Après leur victoire, les soldats haïtiens pénètrent dans le fort, sautent de joie, dansent et chantent à tue-tête. La bataille est terminée. Le président et les dignitaires se rendent alors devant le monument de Vertières dont les statues sont dévoilées devant le public immense qui se retrouve massé pour entendre les allocutions officielles. Les orateurs vont situer la bataille de Vertières dans son contexte historique. Pour la première fois dans l’histoire de l’humanité, une armée composée d’affranchis et d’anciens esclaves mettait en déroute une armée expéditionnaire européenne, annonçant du même coup la libération des peuples du joug colonial. Récemment pourtant, un écrivain français M. Jules Roy, prétendait qu’à son avis, l’événement le plus important du vingtième siècle aura été la bataille de Dien-Bien-Phu, parce que «pour la première fois dans l’histoire de l’humanité» une armée colonialiste européenne était défaite par des hommes de couleur, annonçant la libération des peuples du Tiers-Monde. C’est vrai que l’on se souvient toujours mieux de la dernière raclée... Incidemment, l’année 1954 fut celle de cette débâcle française de Dien-Bien-Phu, l’année où les Français furent forcés de renoncer à l’Indochine.

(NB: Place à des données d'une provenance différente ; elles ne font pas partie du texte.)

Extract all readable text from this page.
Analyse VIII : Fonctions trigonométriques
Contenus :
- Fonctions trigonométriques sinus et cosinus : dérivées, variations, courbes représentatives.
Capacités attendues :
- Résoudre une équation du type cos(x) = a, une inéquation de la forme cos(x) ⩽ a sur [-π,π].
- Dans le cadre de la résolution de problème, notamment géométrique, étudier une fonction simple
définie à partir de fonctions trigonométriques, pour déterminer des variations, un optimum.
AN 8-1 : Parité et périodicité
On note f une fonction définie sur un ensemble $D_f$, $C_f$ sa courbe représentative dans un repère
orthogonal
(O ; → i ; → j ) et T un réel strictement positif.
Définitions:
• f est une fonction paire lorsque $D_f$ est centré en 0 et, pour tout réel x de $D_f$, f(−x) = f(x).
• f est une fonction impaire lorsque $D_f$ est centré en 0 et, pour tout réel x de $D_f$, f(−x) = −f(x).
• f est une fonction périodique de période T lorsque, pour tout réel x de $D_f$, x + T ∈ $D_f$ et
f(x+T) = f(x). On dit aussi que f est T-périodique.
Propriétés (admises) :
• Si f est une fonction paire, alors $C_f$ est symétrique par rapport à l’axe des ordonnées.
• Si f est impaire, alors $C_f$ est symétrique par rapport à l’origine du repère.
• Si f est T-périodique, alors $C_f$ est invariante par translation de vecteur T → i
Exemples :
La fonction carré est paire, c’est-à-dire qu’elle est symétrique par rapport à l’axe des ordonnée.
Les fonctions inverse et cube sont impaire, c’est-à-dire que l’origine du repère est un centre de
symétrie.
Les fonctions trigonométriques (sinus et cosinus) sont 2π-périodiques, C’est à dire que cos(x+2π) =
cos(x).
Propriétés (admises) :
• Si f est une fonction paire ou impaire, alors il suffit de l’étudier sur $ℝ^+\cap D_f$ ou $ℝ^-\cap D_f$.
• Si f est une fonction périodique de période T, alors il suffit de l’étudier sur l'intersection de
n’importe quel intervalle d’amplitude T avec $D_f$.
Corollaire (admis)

En 1954, Paul Magloire était au sommet de sa gloire et de sa puissance. Le pays était encore prospère et, malgré les mauvaises récoltes qui inquiétaient dans les milieux concernés, le ministère des Finances affichera pour l’année fiscale 1954-55, un surplus budgétaire de trois millions et demi de dollars. L’année 1954 restera une année charnière pour les Haïtiens. C’est la dernière année d’une relative opulence et le début d’un lent déclin. Une brillante époque jetait ses derniers feux. Ce sera la fin de la prospérité dont jouissait Haïti depuis le déclenchement de la guerre de Corée et le début des temps difficiles qui allaient s’ouvrir pour le pays. C’est l’année du terrible cyclone Hazel et des lourds ravages qu’il occasionna dans la presqu’île du Sud. Pour Paul Magloire c’était le début de la fin, le début de la fin de sa longue lune de miel avec le peuple haïtien.

Pourrait-on de nos jours procéder à une nouvelle reconstitution de la bataille de Vertières? Cela est impossible. Ce haut lieu de notre histoire est aujourd’hui défiguré par les milliers de constructions de ce faubourg tentaculaire qui ceinture désormais la ville du Cap-Haïtien. Cet espace que les rêveurs pouvaient envisager naguère de transformer en un grand parc national n’existe tout simplement plus. La butte de Charrier est couronnée de pavillons de banlieue, tout ce qui fut le champ de bataille de Vertières a été couvert d’habitations qui ont éclos de manière sauvage, sans plan d’urbanisation et dans la plus parfaite anarchie. Aujourd’hui, les possibilités matérielles d’une reconstitution de la bataille de Vertières sur son emplacement historique sont nulles, les lieux ont été envahis et rendus méconnaissables par la prolifération de maisonnettes qui entourent les monuments inaugurés en 1954. Il n’y a plus de Vertières que dans les livres.